- Published on
Multithreading in C++: Atomic Operations
- Authors
- Name
- Ramtin Tajbakhsh
- Atomic Operations
- Atomic Methods Supported by std::atomic<T>
- is_lock_free()
- void store(T desired)
- T load()
- T exchange(T desired)
- bool compare_exchange_weak(T& expected, T desired)
- Atomic Arithmetic Operations
- std::atomic_flag
- bool test_and_set()
- void clear()
- Atomic with User Defined Types
- Memory Order
Atomic Operations
Atomic operations or instructions, are fundamental operations in concurrent programming that are designed to be executed as a single, indivisble unit of work.
But what does indivisible mean? An indivisible operation is one that any thread or process, will either see the state of the program before the operation started, or after it was fully executed. In other words, no other thread can intercept in between the operation's execution. This property of atomic operations makes them essential in preventing data corruption or undefined behavior in multithreaded programs.
Let's see an example of what can go wrong with a non-atomic operation in a multithreaded program:
#include <thread>
#include <iostream>
int counter = 0;
void incrementCounter() {
for (int i = 0; i < 100000; ++i) {
counter++;
}
}
int main() {
std::thread t1(incrementCounter);
std::thread t2(incrementCounter);
t1.join();
t2.join();
std::cout << counter << std::endl;
return 0;
}
A very simple program; two threads each incrementing a counter 100,000 times. We would expect the program to print 200,000 at the end, rigth? Well here are the results of my first four runs of this program: 113437
, 117676
, 130968
, 116575
. Totally random, undefined behavior.
The reason for this is that counter++
is a non-atomic operation. Let's say the value of counter is 10 at a point in time. If both threads execute counter++
at the exact same time, they will both increment it from 10 to 11 and will attempt to write the value 11 in memory. So even though both threads incremented counter by one, counter got incremented only once.
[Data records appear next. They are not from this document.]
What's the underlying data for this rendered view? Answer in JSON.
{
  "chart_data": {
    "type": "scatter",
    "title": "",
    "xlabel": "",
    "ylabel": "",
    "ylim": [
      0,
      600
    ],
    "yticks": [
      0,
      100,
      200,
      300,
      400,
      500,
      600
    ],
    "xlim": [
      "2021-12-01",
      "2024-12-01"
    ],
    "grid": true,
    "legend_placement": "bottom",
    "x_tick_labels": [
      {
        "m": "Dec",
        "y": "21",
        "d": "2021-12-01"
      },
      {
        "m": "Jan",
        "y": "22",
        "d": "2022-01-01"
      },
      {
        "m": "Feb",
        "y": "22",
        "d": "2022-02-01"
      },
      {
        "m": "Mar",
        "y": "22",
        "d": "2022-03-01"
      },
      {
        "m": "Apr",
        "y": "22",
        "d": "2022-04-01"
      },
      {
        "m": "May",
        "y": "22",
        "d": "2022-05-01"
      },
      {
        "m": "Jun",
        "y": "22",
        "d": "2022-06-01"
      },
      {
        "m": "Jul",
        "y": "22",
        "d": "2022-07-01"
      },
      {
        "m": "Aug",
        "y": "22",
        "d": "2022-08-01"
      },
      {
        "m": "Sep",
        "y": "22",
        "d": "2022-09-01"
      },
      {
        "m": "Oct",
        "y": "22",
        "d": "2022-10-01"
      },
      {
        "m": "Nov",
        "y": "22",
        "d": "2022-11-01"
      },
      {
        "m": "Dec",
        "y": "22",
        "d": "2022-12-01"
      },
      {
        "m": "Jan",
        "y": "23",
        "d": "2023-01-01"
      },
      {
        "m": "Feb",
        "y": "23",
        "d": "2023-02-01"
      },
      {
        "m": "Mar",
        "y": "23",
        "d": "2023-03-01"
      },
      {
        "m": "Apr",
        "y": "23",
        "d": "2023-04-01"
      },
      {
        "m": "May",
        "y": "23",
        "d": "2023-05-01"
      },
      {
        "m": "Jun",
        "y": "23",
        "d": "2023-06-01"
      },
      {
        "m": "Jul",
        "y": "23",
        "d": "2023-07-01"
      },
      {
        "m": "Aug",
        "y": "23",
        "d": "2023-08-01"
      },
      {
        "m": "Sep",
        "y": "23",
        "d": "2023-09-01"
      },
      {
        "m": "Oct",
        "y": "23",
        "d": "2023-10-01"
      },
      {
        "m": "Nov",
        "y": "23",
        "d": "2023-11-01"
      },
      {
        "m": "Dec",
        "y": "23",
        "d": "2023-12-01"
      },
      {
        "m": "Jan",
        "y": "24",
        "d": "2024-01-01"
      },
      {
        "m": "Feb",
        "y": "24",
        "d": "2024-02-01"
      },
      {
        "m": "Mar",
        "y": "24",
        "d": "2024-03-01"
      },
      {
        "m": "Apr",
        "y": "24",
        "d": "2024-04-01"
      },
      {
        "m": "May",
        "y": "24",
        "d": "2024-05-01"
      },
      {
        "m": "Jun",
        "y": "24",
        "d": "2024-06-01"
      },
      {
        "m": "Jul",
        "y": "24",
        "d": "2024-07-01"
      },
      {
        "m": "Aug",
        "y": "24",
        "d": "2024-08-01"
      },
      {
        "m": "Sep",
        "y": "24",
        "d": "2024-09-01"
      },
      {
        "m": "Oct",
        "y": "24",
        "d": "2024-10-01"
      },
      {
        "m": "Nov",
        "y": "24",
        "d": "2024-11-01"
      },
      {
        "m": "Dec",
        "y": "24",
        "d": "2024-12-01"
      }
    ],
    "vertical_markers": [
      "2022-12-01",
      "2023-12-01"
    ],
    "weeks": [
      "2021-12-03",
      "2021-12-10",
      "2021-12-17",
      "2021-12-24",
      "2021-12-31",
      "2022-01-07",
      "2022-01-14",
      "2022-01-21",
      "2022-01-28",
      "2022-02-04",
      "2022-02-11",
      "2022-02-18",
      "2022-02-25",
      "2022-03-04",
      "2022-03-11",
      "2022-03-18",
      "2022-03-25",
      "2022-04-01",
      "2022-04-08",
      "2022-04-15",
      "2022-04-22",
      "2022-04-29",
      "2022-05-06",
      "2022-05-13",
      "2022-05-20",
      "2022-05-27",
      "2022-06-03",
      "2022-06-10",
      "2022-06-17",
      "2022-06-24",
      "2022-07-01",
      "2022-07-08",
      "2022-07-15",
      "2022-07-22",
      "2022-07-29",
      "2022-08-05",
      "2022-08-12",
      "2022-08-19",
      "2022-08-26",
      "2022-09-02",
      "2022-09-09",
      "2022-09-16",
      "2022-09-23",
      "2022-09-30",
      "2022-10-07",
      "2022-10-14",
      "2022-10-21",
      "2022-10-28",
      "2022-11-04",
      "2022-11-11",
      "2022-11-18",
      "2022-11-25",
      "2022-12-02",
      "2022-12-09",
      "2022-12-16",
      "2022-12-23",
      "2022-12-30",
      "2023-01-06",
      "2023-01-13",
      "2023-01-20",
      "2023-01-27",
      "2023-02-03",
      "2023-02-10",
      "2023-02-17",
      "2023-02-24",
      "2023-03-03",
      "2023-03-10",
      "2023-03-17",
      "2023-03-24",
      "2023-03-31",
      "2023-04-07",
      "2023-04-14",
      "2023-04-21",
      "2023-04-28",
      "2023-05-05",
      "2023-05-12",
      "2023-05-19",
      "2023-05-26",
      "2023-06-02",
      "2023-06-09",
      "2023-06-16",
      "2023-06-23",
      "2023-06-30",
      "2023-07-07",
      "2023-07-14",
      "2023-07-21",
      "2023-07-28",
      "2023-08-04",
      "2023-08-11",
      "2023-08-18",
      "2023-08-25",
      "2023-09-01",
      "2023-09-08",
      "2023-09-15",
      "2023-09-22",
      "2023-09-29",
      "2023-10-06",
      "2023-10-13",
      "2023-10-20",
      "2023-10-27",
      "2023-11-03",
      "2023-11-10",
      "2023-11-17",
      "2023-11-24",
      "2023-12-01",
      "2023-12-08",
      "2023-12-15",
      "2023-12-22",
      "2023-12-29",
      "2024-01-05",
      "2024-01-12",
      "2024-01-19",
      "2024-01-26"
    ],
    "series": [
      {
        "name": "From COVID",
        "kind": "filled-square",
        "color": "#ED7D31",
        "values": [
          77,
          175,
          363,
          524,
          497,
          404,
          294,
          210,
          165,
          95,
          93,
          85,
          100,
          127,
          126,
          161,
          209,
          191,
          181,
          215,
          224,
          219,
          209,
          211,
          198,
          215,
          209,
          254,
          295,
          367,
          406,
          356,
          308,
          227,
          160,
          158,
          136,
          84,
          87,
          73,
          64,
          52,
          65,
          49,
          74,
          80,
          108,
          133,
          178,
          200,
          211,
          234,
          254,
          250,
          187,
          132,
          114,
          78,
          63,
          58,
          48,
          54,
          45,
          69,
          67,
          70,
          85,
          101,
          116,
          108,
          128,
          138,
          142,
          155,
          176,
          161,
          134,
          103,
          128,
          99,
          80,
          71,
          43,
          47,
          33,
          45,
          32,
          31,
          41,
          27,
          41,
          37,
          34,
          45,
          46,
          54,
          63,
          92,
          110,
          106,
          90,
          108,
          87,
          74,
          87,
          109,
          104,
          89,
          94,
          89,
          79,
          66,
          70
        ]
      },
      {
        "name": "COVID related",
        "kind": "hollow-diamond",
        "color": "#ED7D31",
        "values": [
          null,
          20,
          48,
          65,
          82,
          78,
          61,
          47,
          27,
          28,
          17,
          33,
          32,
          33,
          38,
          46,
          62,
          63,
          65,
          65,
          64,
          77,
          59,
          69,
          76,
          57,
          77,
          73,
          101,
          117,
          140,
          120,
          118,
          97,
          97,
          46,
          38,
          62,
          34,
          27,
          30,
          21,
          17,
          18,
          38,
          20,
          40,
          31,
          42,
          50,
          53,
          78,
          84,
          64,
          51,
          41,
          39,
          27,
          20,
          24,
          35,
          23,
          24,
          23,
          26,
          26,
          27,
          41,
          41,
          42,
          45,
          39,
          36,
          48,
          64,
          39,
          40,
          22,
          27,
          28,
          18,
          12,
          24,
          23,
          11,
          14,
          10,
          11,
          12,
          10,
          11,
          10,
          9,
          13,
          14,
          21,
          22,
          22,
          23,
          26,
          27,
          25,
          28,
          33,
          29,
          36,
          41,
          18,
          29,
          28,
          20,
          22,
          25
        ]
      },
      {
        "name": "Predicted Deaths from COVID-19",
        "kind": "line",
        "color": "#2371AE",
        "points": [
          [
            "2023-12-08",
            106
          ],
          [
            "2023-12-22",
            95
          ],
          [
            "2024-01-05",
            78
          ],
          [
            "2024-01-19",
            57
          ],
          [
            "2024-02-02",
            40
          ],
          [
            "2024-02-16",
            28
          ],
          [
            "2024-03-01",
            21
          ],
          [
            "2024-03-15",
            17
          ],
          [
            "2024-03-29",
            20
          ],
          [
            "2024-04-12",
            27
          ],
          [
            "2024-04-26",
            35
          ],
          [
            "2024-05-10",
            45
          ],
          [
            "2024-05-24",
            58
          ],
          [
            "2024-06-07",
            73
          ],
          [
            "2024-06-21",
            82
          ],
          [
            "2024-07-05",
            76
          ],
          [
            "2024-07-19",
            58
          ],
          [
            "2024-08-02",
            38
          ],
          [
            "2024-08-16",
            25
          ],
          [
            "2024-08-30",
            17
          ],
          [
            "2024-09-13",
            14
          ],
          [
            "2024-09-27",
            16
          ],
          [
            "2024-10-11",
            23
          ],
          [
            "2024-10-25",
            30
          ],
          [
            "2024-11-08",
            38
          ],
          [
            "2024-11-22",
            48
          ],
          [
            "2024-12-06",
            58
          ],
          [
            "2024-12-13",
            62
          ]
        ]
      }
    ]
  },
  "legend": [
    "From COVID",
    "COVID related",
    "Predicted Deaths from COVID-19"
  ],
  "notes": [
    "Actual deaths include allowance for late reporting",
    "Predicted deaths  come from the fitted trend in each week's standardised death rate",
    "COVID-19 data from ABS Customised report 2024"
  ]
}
We can fix this with a very small tweak. If we define counter as an atomic integer instead of a regular integer, it is guaranteed that the ++
operation will run atomically every time, therefore the program is going to print 200,000
in every single run.
#include <atomic>
std::atomic<int> counter = 0;
Atomic Methods Supported by std::atomic<T>
is_lock_free()
Checks if the atomic object is lock free. This will return false for most atomic types since in most cases an internal lock is required to ensure the atomicity of the operations performed on the atomic object. The only atomic object that is always guaranteed to be lock free is atomic_flag
, which is a very rudimentary atomic boolean. I'll talk more about atomic_flag
soon. C++20 also introduced two more lock free atomic objects; atomic_signed_lock_free
and atomic_unsigned_lock_free
.
I'll discuss locks and mutexes in depth in a future post.
void store(T desired)
Atomically replaces the value of the atomic object with a non-atomic argument.
std::atomic<int> num = 0;
num.store(20); // num now holds 20
T load()
Atomically returns the value of the atomic object.
std::atomic<int> num = 20;
int val = num.load(); // val now holds 20
T exchange(T desired)
Atomically replaces the value of the atomic object and returns the value held previously.
std::atomic<int> num = 20;
int val = num.exchange(30); // val = 20, num = 30
bool compare_exchange_weak(T& expected, T desired)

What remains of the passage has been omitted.